La intención es reconstruir la imagen que pudo haber realizado en su día un cineasta indio filipino, pero también la de alzar la voz ante el silenciamiento de aquellos hechos, ante la mistificación operada por las películas propagandísticas que trivializaban los agravios de la colonización. A esas películas –de las cuales el autor incluye unos cuantos fragmentos en el final de Autohystoria– va dedicado un paréntesis en el relato, que es a su vez una violenta elipsis, donde, con sardónico ingenio, se nos muestra un falso reportaje documental que emula a aquellos filmes colonialistas denunciando el intervencionismo del ejército estadounidense.
‘We’re in an age where everyone’s in retrospection, including my generation, maybe because theres’ no “ looking forward” anymore. The old is the new new.’

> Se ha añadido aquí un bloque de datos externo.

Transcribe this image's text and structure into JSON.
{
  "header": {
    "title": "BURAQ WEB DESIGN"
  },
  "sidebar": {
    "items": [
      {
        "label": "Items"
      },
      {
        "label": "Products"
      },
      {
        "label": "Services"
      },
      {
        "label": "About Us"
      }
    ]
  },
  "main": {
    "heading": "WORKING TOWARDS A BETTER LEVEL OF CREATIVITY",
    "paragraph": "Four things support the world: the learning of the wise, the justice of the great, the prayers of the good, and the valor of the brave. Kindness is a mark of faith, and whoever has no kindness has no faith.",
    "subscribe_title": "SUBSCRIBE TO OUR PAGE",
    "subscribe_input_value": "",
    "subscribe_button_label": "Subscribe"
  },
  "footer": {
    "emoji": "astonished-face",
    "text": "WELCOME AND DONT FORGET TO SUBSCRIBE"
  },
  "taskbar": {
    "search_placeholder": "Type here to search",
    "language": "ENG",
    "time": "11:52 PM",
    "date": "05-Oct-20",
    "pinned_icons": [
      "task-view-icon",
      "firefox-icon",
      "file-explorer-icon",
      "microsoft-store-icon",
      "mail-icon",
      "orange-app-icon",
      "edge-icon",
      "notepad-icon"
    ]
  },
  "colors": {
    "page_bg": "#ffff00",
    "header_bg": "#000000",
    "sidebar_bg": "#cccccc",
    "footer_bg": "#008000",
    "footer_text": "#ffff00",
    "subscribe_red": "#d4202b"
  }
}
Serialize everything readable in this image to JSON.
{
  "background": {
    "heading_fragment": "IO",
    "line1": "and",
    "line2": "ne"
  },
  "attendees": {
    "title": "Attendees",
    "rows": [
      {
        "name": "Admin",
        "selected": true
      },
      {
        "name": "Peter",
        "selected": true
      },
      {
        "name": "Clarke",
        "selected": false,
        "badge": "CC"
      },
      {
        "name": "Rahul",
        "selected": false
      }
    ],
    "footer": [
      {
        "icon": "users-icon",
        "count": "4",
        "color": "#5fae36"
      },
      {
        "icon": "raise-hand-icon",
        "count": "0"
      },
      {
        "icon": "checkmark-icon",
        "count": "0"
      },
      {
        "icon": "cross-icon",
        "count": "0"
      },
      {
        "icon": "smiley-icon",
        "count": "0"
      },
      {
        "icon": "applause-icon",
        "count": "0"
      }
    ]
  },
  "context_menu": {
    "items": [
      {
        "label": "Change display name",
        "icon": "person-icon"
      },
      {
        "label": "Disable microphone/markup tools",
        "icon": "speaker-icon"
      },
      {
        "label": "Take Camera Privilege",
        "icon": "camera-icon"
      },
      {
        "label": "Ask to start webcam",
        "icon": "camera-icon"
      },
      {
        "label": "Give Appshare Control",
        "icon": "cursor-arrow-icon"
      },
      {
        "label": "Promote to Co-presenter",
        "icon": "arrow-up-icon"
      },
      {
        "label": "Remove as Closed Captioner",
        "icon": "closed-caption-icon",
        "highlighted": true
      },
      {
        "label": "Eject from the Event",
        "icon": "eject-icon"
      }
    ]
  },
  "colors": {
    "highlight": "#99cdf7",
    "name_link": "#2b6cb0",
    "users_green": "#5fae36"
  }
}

En esa sacudida de su pasado y en esa reconfiguración del imaginario y memoria colectivos Raya Martin ejemplifica el poder del cine, de la misma manera que Tarantino lo hizo con Malditos Bastardos. Esa reinvención cinematográfica también está presente en el propio gesto fílmico del cineasta filipino, aquel que se propone, con toda la ambición y audacia que se le pueda otorgar, devolverle al cine su pureza, su inocencia e ingenuidad para reconstruir su pasado y su presente con vistas al futuro.